Tessellated Linear Model for Age Prediction from Voice
Dareen Alharthi, Mahsa Zamani, Bhiksha Raj, Rita Singh
TL;DR
The paper tackles precise age estimation from voice under limited labeled data by introducing the Tessellated Linear Model (TLM), a piecewise-linear approach that partitions the feature space into convex regions and fits a local linear predictor per region. By optimizing both the tessellation and the region-wise models through a hierarchical binary-partition strategy and optionally fine-tuning a deep feature extractor, TLM achieves strong regression performance while maintaining interpretability. On the TIMIT dataset, TLM with feature optimization attains a state-of-the-art MAE of 3.97, with hard and soft routing also outperforming several deep-learning baselines, highlighting the method’s data efficiency and modeling flexibility. The work demonstrates that combining convex tessellations with local linear models can yield substantial gains in structured regression tasks and may generalize to other domains beyond voice age estimation.
Abstract
Voice biometric tasks, such as age estimation require modeling the often complex relationship between voice features and the biometric variable. While deep learning models can handle such complexity, they typically require large amounts of accurately labeled data to perform well. Such data are often scarce for biometric tasks such as voice-based age prediction.
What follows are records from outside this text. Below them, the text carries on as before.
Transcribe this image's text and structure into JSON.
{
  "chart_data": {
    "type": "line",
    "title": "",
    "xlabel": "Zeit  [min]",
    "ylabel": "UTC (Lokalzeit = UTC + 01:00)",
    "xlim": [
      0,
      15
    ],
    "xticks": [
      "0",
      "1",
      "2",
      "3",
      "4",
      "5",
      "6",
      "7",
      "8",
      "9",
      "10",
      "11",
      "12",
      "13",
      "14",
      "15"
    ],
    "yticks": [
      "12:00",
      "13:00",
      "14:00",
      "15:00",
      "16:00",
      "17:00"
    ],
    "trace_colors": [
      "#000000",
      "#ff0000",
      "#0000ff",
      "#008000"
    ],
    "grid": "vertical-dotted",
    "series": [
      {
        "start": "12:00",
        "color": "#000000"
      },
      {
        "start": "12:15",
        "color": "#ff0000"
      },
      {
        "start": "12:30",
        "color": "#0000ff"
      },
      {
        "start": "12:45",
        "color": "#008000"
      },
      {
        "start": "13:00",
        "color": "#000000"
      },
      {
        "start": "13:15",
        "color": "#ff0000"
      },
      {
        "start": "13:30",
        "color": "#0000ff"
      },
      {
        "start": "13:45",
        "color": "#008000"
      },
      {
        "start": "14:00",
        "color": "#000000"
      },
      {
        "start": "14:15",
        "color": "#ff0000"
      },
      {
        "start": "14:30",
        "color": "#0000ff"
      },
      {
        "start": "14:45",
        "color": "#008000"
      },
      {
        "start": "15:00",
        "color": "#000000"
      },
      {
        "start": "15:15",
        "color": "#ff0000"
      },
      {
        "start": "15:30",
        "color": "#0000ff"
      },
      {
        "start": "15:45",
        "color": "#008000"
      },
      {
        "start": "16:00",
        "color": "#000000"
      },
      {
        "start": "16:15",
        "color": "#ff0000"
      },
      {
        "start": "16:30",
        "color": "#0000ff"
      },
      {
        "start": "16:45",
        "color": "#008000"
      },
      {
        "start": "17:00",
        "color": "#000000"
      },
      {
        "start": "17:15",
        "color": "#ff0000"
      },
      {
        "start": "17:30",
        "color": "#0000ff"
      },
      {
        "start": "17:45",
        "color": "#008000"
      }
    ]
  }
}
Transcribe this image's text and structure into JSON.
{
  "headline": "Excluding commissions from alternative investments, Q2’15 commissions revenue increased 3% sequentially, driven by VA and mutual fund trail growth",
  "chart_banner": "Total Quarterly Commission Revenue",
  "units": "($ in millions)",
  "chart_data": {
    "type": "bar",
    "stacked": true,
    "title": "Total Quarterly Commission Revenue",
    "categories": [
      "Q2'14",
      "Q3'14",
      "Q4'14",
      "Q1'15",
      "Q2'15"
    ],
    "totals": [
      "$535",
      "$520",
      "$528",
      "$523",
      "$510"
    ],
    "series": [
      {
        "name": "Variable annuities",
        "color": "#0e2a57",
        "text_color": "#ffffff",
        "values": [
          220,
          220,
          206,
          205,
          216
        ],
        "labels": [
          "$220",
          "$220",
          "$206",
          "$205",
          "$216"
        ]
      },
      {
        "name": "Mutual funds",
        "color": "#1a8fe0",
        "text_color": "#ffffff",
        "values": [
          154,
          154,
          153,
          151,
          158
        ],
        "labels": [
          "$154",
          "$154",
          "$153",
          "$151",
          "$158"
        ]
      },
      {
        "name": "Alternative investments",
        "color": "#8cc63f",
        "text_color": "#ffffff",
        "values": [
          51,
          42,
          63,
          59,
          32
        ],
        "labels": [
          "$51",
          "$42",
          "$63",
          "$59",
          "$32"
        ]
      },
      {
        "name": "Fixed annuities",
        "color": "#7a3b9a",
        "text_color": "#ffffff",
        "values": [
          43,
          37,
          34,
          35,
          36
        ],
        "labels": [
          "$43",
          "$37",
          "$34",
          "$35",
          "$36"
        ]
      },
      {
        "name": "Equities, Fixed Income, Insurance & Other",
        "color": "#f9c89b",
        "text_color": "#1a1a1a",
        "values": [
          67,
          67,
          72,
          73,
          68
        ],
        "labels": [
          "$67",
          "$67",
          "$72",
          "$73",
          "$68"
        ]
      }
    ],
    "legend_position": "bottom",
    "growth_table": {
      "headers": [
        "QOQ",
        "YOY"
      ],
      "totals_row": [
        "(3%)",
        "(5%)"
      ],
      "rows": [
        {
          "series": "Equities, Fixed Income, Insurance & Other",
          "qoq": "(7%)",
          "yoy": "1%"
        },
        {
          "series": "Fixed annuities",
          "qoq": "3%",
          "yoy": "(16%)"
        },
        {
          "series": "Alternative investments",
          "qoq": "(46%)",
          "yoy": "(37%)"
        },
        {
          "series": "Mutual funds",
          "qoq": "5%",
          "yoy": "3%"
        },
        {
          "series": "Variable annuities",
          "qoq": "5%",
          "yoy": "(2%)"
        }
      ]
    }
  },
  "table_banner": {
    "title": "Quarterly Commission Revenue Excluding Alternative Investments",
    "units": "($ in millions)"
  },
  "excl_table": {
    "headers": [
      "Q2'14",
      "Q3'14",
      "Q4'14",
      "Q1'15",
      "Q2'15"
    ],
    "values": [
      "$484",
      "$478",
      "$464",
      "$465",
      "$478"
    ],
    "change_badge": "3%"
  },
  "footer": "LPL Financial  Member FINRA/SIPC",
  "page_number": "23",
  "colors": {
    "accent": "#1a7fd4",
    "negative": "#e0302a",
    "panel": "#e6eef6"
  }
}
On the other hand, simpler models like linear regression can work with smaller datasets but often fail to generalize to the underlying non-linear patterns present in the data. In this paper we propose the Tessellated Linear Model (TLM), a piecewise linear approach that combines the simplicity of linear models with the capacity of non-linear functions. TLM tessellates the feature space into convex regions and fits a linear model within each region. We optimize the tessellation and the linear models using a hierarchical greedy partitioning. We evaluated TLM on the TIMIT dataset on the task of age prediction from voice, where it outperformed state-of-the-art deep learning models.